Orang-oetan uit de dierentuin van stadhouder Willem V

Orang-oetan uit de dierentuin van stadhouder Willem V, een appel plukkend. Tethart Philipp Christian Haag, Mauritshuis.

Enkele jaren voor het arriveren van de giraffe van Gordon in Holland was in 1777 een heuse orang-oetan oorlog uitgebroken tussen Arnout Vosmaer en de beroemde Groningse professor en anatoom Petrus Camper (1722-1789). Op 29 juni 1776 ontving de Stadhouder uit Borneo de eerste orang-oetan die levend Europa bereikte voor zijn menagerie. De orang-oetan, een vrouwtje, verbleef bij aankomst in de Republiek eerst een maand ter observatie bij Vosmaer in huis, ‘ten einde gelegenheid te hebben om het gemakkelijk te betrachten’. Hier kreeg het een gevarieerd menu voorgezet van groenten, vruchten vlees en vis. De aap genoot zichtbaar van het aroma van peterselie en hield erg van aardbeien. Tijdens de tussenstop aan Kaap de Goede Hoop had zij geleerd met een lepel en vork te eten en het was ‘aartig te zien hoe zy een voor een, [de aarbeien] met de vork in de mond stak, terwyl zy het bord of schoteltje in de andere hand of poot vast hield’. Het dier werd ook het drinken van alcohol gewoon en ‘zeer graag dronk zy allerley wyn en byzonder Mallaga; gaf men haar een flesch, zy trok er de kurk met de hand af en dronk er zeer wel uit […] en gedaan hebbende, veegde zy, even gelyk een mensch, de lippen af’. Ook bij Vosmaer thuis had het dier eens een ‘gekurkte fles, waar in eenige Mallagawyn was, geöpend, leeg gedronken, en weder op dezelfde plaats neder gezet’.

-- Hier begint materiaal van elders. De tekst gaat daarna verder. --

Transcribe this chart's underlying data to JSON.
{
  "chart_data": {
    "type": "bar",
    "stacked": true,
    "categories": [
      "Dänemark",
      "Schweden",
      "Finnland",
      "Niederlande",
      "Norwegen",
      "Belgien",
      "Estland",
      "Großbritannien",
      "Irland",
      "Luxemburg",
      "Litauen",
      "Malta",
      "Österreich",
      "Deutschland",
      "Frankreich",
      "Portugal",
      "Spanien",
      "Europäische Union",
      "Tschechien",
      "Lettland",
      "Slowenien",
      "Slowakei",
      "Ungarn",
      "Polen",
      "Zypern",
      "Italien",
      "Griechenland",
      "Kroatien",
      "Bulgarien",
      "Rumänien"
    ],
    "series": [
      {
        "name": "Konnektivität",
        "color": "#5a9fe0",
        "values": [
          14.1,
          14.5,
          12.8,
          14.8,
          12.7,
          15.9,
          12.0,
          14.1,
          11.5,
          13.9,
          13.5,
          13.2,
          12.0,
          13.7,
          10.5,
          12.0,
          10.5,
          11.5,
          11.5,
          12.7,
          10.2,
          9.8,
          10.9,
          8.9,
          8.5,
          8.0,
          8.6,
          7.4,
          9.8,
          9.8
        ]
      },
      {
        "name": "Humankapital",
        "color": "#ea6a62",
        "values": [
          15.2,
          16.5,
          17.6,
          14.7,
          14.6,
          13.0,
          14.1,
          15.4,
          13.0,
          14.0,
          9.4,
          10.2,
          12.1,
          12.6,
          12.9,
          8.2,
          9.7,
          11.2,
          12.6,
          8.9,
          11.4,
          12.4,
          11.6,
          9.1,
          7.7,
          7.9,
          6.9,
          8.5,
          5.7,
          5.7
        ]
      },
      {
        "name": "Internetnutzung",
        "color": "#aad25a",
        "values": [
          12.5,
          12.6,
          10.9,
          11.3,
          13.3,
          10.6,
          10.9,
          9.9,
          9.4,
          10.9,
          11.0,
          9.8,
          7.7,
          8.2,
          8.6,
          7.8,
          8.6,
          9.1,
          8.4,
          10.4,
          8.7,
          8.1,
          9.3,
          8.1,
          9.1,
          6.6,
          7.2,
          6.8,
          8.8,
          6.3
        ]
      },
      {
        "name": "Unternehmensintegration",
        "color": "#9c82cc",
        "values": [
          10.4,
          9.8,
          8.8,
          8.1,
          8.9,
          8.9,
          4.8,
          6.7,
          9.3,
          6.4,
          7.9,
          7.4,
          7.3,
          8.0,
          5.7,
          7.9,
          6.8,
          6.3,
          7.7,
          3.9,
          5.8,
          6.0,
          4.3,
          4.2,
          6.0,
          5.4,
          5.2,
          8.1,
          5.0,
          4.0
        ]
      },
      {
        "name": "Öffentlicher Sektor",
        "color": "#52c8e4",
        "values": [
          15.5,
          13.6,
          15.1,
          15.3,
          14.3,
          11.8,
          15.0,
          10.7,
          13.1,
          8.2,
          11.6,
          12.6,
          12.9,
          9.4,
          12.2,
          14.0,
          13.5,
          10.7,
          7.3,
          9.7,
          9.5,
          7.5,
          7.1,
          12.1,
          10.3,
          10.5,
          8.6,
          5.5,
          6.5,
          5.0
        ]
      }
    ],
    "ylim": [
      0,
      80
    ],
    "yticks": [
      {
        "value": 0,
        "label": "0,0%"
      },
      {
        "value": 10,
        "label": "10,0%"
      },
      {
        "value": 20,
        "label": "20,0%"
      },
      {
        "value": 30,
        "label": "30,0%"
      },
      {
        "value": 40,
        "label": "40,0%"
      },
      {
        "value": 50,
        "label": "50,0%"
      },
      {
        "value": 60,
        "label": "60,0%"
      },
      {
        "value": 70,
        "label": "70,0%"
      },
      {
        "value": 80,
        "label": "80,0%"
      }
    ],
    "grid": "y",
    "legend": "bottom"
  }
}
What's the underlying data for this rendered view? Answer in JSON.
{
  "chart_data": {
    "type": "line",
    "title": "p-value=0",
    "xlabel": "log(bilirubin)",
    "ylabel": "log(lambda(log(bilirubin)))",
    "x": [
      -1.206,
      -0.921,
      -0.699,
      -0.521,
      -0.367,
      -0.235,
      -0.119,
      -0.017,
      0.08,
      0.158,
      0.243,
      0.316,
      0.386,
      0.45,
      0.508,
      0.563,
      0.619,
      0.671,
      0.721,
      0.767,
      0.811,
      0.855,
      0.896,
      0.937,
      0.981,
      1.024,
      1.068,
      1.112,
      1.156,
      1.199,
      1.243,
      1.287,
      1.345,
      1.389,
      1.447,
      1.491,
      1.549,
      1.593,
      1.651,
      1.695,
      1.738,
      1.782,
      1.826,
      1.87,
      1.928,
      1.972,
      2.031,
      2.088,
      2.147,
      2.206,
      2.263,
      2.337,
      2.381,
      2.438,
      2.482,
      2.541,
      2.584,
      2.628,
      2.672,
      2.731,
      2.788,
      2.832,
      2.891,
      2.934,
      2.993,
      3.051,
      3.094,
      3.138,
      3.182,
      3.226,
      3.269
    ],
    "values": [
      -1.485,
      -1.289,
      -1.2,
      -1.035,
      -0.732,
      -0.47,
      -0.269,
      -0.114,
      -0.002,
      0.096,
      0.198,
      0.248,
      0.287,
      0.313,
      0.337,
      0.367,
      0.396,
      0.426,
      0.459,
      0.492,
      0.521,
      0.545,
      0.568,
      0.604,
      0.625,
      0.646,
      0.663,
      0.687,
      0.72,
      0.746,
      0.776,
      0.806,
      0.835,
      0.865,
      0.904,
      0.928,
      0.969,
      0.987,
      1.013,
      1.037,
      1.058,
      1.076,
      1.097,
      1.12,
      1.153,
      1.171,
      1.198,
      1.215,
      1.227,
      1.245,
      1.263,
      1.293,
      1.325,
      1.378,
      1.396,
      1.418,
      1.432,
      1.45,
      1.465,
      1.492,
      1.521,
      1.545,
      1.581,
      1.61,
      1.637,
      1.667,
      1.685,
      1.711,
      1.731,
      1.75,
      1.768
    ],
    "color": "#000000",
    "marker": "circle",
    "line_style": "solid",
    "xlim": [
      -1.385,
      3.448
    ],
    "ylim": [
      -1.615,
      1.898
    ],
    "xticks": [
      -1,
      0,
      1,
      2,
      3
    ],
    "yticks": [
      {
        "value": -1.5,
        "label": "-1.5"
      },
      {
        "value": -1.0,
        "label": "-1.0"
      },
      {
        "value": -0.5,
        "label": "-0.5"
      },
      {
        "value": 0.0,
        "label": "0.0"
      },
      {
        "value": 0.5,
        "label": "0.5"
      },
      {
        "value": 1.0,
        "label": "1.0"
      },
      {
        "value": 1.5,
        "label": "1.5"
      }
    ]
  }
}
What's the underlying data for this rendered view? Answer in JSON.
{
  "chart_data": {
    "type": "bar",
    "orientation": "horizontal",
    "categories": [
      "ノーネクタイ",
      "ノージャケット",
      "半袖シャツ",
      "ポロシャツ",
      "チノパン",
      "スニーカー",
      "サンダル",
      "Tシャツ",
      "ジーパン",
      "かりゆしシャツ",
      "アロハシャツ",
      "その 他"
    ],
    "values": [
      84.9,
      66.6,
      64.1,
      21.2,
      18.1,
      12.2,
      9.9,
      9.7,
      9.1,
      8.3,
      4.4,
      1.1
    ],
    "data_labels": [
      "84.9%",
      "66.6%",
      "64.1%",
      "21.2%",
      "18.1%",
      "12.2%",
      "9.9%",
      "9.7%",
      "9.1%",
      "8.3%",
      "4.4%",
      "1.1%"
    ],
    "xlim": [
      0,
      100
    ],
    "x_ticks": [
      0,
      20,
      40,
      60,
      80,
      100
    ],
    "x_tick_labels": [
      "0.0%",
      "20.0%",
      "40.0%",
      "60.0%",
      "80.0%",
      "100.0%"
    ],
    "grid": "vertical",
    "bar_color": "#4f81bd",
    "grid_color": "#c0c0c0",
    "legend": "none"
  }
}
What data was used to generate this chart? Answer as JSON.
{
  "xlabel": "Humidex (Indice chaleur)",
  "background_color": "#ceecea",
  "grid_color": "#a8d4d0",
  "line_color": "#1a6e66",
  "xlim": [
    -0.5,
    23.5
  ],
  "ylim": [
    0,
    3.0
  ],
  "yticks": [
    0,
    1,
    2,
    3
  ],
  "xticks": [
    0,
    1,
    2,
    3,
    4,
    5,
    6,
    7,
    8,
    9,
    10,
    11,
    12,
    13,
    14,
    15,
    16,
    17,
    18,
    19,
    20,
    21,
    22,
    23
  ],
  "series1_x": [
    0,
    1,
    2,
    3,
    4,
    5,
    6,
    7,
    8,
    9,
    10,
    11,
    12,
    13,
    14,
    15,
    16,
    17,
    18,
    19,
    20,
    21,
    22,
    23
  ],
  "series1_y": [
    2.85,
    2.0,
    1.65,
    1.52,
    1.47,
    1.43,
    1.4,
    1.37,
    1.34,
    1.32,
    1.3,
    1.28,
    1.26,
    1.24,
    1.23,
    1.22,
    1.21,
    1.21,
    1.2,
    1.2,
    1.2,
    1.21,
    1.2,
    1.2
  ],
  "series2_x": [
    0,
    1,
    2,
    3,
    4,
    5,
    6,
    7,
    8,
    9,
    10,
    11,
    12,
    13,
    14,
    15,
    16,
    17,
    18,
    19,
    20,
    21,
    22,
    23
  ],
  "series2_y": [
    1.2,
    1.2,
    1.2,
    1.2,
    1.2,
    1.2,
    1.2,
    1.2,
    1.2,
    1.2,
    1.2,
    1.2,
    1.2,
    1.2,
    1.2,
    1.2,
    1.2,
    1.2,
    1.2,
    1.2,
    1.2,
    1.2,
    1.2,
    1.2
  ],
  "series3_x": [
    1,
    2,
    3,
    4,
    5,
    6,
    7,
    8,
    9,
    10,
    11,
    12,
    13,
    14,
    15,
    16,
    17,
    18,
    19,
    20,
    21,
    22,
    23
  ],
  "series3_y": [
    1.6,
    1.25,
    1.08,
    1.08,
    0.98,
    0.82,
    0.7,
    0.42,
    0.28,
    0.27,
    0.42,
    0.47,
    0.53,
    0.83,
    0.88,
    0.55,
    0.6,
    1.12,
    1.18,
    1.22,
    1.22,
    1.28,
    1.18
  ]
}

Een half jaar na plaatsing in de diergaarde van Willem V werd het dier – zoals zoveel dieren in gevangenschap – ziek en overleed op 22 januari 1777. Arnout Vosmaer liet het onmiddellijk opzetten voor het kabinet, terwijl zijn collega Hemsterhuis het complete kadaver aan Petrus Camper beloofd had. Deze kreeg, zeer tegen zijn zin, slechts het gevilde karkas in een grote pot met sterk water toegezonden. Zelfs de Stadhouder was ‘horribel kwaad’. Het loopt met een sisser af en niet veel later zal Camper Vosmaer helpen bij het in elkaar zetten van de door Gordon geschonken giraffe.

‘Clara’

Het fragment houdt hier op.